Ok, this is how to authenticate a Django user from PHP, or how to "read" a Django password from PHP.
I think OpenID is the best solution but I had to authenticate Django users in a PHP app sharing the same database today and this is how I solved:
<?php
/* Generates crypted hash the same way as Django does */
function get_hexdigest($algorithm, $salt, $raw_password) {
if (!array_in($algorithm, array('md5', 'sha1'))) {
return false;
}
return $algorithm($salt.$raw_password);
}
/* Checks if password matches the same way Django does */
function check_password($raw_password, $django_password) {
list($algorithm, $salt, $hsh) = explode('$', $django_password);
return get_hexdigest($algoritm, $salt, $raw_password) === $hsh;
}
?>
The key is to understand the format in which Django saves the passwords, which is:
[algorithm]$[salt]$[hash]
So for example I had an "admin" user with password "admin" and the password field in the auth_user row was:
sha1$63a11$85a93f217a72212b23fb0d5b95f3856db9575c1a
The algorithm is "sha1", the salt, which was generated randomly is "63a11" and the crypted hash is "85a93f217a72212b23fb0d5b95f3856db9575c1a".
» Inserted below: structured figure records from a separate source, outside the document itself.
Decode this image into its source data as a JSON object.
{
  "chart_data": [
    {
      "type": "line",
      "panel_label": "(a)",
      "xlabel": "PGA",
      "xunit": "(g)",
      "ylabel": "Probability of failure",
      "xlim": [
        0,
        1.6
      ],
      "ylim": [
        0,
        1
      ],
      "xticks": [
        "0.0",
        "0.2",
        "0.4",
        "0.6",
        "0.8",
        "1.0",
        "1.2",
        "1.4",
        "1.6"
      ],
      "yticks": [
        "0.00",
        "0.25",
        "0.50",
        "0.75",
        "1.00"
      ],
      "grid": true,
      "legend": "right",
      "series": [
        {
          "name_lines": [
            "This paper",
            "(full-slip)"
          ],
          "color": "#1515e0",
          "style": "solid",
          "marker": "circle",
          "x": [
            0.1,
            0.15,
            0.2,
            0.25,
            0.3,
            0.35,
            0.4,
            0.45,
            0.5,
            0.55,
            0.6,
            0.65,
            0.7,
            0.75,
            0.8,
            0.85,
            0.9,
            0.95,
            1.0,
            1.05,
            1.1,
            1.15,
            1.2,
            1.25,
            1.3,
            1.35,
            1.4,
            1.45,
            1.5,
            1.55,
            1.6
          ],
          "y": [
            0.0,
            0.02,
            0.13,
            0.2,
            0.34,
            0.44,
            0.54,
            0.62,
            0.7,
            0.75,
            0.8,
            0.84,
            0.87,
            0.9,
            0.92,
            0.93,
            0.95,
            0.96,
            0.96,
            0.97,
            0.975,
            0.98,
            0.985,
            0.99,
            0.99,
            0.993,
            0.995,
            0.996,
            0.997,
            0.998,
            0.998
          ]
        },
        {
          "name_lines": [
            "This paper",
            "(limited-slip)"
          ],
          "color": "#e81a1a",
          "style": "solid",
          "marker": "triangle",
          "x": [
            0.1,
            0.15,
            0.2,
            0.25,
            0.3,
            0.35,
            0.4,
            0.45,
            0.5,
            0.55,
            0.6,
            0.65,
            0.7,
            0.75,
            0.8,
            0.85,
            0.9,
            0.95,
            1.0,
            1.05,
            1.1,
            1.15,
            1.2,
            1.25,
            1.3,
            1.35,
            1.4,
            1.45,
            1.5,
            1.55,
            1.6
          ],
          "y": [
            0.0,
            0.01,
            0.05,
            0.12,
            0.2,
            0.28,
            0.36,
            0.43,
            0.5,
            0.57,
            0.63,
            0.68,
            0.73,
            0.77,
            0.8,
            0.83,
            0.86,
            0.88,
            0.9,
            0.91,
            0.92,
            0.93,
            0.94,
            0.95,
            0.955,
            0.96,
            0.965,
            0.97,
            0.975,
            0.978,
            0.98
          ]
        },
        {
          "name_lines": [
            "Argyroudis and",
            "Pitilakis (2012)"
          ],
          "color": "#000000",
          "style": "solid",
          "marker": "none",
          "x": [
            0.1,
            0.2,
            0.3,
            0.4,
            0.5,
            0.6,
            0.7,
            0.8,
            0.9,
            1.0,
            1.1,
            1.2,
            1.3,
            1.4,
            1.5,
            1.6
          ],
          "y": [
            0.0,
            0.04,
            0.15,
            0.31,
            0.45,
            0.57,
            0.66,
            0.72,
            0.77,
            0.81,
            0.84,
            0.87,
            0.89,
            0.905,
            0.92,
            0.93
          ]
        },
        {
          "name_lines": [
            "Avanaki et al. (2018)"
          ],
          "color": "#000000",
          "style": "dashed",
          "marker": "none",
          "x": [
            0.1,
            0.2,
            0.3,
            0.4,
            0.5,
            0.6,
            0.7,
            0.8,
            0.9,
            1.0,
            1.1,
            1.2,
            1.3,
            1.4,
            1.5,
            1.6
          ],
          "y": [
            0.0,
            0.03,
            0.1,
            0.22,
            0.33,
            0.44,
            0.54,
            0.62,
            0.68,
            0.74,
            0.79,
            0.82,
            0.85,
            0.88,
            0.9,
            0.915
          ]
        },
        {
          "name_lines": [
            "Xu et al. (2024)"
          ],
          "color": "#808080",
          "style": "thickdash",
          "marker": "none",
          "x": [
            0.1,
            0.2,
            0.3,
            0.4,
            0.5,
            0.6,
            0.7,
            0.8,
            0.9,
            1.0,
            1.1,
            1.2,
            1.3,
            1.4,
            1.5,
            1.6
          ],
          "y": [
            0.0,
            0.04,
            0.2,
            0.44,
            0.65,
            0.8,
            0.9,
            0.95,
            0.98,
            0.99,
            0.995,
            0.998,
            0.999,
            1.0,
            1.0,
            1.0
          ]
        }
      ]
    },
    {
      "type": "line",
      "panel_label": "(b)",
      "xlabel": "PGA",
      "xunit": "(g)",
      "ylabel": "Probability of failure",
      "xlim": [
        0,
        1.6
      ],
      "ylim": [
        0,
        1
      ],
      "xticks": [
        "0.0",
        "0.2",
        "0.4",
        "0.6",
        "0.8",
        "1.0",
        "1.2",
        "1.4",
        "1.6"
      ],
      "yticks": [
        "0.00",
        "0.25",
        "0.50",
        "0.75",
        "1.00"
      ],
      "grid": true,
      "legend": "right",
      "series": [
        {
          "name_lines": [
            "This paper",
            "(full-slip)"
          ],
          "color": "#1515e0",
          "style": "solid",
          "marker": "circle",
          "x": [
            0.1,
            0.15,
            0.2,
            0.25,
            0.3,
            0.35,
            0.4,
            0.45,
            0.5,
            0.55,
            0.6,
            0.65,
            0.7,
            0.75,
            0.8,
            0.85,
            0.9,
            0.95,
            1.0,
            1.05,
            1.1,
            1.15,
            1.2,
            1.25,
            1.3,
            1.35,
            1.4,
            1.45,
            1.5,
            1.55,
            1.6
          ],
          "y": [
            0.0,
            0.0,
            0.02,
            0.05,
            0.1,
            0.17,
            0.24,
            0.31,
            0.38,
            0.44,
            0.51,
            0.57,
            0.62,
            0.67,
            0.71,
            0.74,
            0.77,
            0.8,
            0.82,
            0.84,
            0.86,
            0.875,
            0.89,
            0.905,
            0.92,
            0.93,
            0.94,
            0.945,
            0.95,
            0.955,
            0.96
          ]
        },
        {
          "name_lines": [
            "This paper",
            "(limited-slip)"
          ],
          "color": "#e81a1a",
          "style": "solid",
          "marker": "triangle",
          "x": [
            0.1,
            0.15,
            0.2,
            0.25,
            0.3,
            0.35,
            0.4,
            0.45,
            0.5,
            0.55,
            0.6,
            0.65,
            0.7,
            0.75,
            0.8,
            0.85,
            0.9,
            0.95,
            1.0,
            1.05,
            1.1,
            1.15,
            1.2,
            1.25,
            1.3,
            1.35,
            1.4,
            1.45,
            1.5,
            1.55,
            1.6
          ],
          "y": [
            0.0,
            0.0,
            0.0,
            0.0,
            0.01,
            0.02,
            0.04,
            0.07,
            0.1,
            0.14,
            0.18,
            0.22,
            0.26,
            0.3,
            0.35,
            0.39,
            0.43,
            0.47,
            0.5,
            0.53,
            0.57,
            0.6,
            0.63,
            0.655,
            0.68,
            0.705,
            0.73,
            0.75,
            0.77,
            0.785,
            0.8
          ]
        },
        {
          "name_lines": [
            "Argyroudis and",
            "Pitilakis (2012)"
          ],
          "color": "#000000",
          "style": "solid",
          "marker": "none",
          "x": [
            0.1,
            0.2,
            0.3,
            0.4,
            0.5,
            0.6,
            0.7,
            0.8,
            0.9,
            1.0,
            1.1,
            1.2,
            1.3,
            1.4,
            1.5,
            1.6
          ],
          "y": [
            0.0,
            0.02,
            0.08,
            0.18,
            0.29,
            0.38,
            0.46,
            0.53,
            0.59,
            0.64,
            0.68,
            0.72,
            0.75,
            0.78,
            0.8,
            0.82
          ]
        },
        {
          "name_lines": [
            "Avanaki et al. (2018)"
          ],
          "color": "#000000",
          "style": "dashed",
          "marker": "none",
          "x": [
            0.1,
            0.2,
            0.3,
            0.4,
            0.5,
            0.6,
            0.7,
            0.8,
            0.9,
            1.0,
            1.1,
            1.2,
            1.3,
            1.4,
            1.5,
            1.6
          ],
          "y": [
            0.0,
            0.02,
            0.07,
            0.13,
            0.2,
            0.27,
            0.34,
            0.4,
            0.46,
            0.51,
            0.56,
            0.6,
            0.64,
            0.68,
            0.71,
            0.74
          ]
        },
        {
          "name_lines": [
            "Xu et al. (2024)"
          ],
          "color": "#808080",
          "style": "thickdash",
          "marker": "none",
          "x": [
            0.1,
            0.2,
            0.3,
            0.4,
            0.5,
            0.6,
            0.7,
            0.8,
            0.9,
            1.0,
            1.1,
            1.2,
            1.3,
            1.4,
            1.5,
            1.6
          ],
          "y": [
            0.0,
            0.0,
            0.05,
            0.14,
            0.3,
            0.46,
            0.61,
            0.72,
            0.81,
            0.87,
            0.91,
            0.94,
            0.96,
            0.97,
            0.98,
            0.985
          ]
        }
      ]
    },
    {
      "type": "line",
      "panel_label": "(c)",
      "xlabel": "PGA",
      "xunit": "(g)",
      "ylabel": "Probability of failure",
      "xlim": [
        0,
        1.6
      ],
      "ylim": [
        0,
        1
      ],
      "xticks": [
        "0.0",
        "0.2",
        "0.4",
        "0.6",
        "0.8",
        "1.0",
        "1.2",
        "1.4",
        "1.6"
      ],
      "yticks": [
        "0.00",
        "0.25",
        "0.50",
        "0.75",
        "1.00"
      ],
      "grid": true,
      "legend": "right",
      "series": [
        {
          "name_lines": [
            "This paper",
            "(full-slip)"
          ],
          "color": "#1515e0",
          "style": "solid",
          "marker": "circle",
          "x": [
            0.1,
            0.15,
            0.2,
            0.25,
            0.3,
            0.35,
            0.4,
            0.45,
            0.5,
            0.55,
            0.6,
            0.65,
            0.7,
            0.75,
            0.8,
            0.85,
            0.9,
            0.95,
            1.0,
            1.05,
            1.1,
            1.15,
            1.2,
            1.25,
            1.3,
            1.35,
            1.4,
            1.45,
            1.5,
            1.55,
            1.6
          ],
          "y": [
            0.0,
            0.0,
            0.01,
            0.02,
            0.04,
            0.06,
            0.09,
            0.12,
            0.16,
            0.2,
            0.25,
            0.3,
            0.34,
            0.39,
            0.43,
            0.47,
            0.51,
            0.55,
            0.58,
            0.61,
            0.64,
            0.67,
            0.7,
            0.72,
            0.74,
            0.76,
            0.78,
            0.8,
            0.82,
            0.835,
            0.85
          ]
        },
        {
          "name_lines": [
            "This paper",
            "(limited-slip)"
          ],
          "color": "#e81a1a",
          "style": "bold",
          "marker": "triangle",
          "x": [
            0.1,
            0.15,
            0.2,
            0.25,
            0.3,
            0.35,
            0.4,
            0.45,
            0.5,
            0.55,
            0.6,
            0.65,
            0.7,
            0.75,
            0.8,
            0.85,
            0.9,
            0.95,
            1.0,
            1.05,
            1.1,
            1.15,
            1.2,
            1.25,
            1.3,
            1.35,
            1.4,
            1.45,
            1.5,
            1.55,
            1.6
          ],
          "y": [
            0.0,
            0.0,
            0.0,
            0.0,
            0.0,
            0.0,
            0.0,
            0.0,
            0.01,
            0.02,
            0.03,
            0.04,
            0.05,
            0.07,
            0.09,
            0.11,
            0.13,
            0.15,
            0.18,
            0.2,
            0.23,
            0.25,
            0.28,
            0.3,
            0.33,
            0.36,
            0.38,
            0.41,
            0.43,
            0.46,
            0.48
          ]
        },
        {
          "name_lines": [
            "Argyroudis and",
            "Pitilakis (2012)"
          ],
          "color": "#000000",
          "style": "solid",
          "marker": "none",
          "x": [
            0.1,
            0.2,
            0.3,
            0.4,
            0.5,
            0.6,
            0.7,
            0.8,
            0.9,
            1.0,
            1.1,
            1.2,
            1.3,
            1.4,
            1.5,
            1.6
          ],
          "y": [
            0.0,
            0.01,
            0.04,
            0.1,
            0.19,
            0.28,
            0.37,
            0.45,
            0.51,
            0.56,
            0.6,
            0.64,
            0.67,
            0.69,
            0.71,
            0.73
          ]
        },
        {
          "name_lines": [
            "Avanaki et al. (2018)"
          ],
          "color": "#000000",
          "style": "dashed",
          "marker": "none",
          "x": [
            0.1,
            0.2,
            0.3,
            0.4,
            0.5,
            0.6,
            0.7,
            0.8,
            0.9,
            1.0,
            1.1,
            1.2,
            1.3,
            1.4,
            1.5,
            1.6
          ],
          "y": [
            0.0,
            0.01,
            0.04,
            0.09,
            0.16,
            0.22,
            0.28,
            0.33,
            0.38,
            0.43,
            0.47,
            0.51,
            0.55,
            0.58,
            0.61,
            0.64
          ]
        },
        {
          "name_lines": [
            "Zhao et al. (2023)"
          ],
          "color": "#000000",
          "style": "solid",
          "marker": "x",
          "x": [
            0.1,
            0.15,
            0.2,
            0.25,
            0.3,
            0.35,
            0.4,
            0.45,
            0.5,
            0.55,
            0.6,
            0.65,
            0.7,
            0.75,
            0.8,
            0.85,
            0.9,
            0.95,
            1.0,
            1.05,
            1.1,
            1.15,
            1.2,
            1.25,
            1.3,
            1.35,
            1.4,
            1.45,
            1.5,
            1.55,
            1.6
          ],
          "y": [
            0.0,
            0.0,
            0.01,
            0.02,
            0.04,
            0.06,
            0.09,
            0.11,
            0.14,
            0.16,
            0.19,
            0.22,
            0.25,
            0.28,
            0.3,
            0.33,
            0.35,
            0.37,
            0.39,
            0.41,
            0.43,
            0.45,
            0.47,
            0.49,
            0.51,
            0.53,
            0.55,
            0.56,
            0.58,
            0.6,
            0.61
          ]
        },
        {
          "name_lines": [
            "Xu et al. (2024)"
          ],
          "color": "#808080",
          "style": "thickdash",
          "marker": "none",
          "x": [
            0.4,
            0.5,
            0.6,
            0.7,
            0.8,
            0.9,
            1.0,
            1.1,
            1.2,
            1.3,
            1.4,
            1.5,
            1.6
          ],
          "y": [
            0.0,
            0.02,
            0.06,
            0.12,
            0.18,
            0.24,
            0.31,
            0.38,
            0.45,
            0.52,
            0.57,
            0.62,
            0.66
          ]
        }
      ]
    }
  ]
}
So who do you produce the crypted hash in PHP? You simple concatenate the salt and the raw password and hash it with the algorithm, in this case, sha1:
<?php
$salt = '63a11';
$pass = 'admin';
echo sha1($salt.$admin); // prints "85a93f217a72212b23fb0d5b95f3856db9575c1a"
?>
That wasn't difficult! I got it by reading the relevant code in the Django sources.